In the package there was a money belt. It was made of waterproof leather with a zipper down the middle, and inside the zipper there was 5 bills of 10 dollars each, all green and crisp. He said I ought to put the belt on, and we went back in the washroom. There was a gang of men there, standing at the sinks in their undershirt, and this fellow give me a big build-up and told them I was going down to Aqua Clara to play for the Mammoths. Some of the men turned and looked at me, and 1 of them glanced me up and down and asked me if I did not think I was too undergrowed to get anywheres in baseball. We all got a good laugh out of that, for I was about twice as big as him and still growing. I could of stuck him in my pocket.
Then this other fellow showed the belt around, and they felt the material and said it was the best, and I pulled up my shirt and strapped it around my middle, and they all admired it, and a number of them asked me if I was really and truly signed to a Mammoth contract. I did very little talking. This other fellow chattered away, telling them my life history like I told it to him. We had breakfast, and pretty soon we was under the tunnel and in Grand Central, and we said goodby, and he said he would look for my name in the papers, and I said no need to look too close, for it would be up in the headlines. Then he went 1 way and I went another and I have not saw that wretched bum since.

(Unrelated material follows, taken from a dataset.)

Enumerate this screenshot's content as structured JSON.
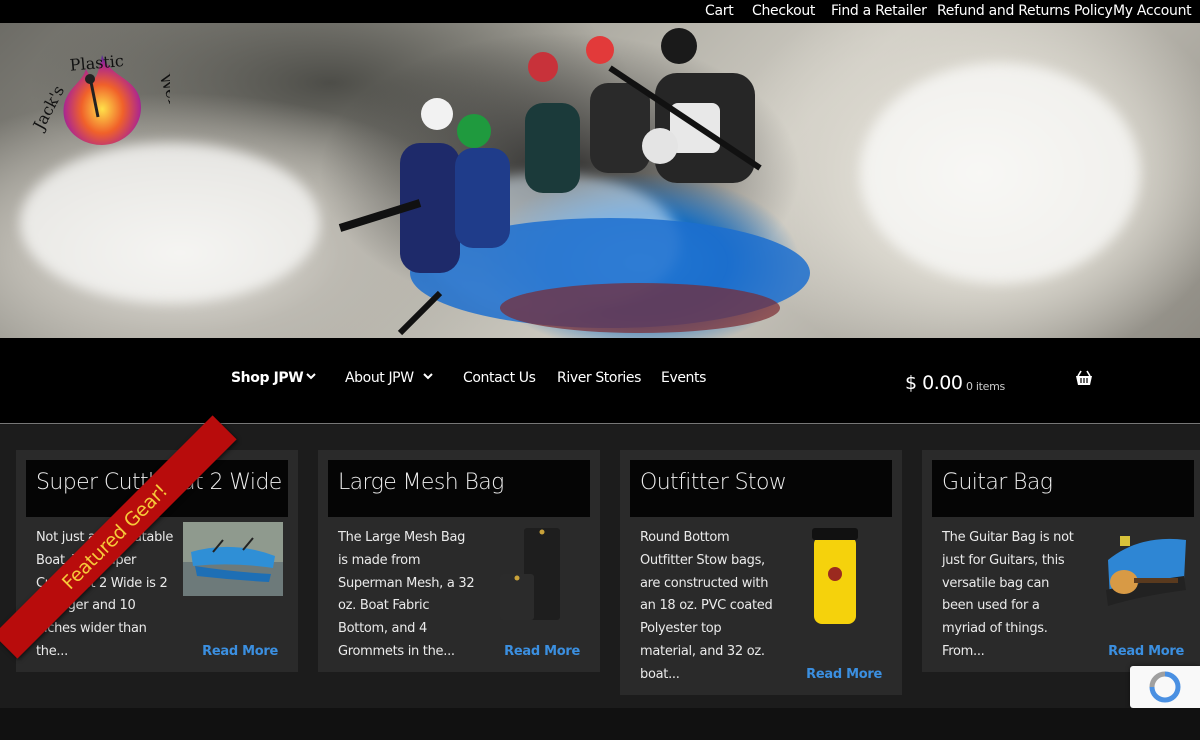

I shuttled across to the west side and down to Penn Station. I had a layover of about 2 hours, and I checked my bags and went across Seventh into the building where the Mammoths have got their New York office. The office had a glass door with a lot of names wrote on it that I never heard of before, and I went in and seen a girl typewriter, and she smiled at me, and I said, “My name is Henry Wiggen,” and she said, “Yes, Mr. Wiggen. What can I do for you?”
“Nothing,” I said. “I just come to see what the office looked like.” I looked around. There was a big collection of pictures on the wall, a few baseball players but mostly a lot of men all dressed up sitting around the conference table, and there was a date wrote under each. The typewriter got up and disappeared out a back door, and soon she come back with a man, and he said, “Can I be of some help, Mr. Higgens?”
“Wiggen,” I said.
“Can I be of some help?” he said.
“I was just looking,” I said. “I am Henry Wiggen.” He give the typewriter a look of puzzlement, and she give him 1 back, and I figured they did not catch the name, and I told them again, and the man asked me what my business was, and I said I was a baseball player. “It is funny I do not strike no bell in your head,” I said, “for you have just signed me on. I am on my way down to Aqua Clara.”
“Oh yes,” he said. “Of course, there are a great many young men.”
“But there is only 1 of me,” I said.
“That is undoubtably true,” he said, and he give the typewriter another look, and she begun to giggle. The man did not giggle. But he stood there like he was about to bust out laughing, and I said to them, “I would like to know what the joke is all about if you 2 clucks would have the common ordinary decency to tell me.”
“There is no joke,” said the man.
“Then why in hell are you laughing?” I said. “Does your underwear itch?”
“My underwear does not itch,” he said. “Nothing itches, and I ain’t laughing,” and now the girl begun to giggle louder and the man got all red in the face. “The reason I am laughing,” said the man, “is this,” and he went over to the wall where there was 3 green cabinets, and he begun to slide some drawers out as far as they would go, and he run his hand up and down the papers in the drawer. “Records,” he said. “Every 1 of these papers is a record on some kid that thinks he is another Joe DiMaggio or another Honus Wagner. They are just names. Your name is somewhere amongst them. How do we know who you are except just a name? You are but another name.”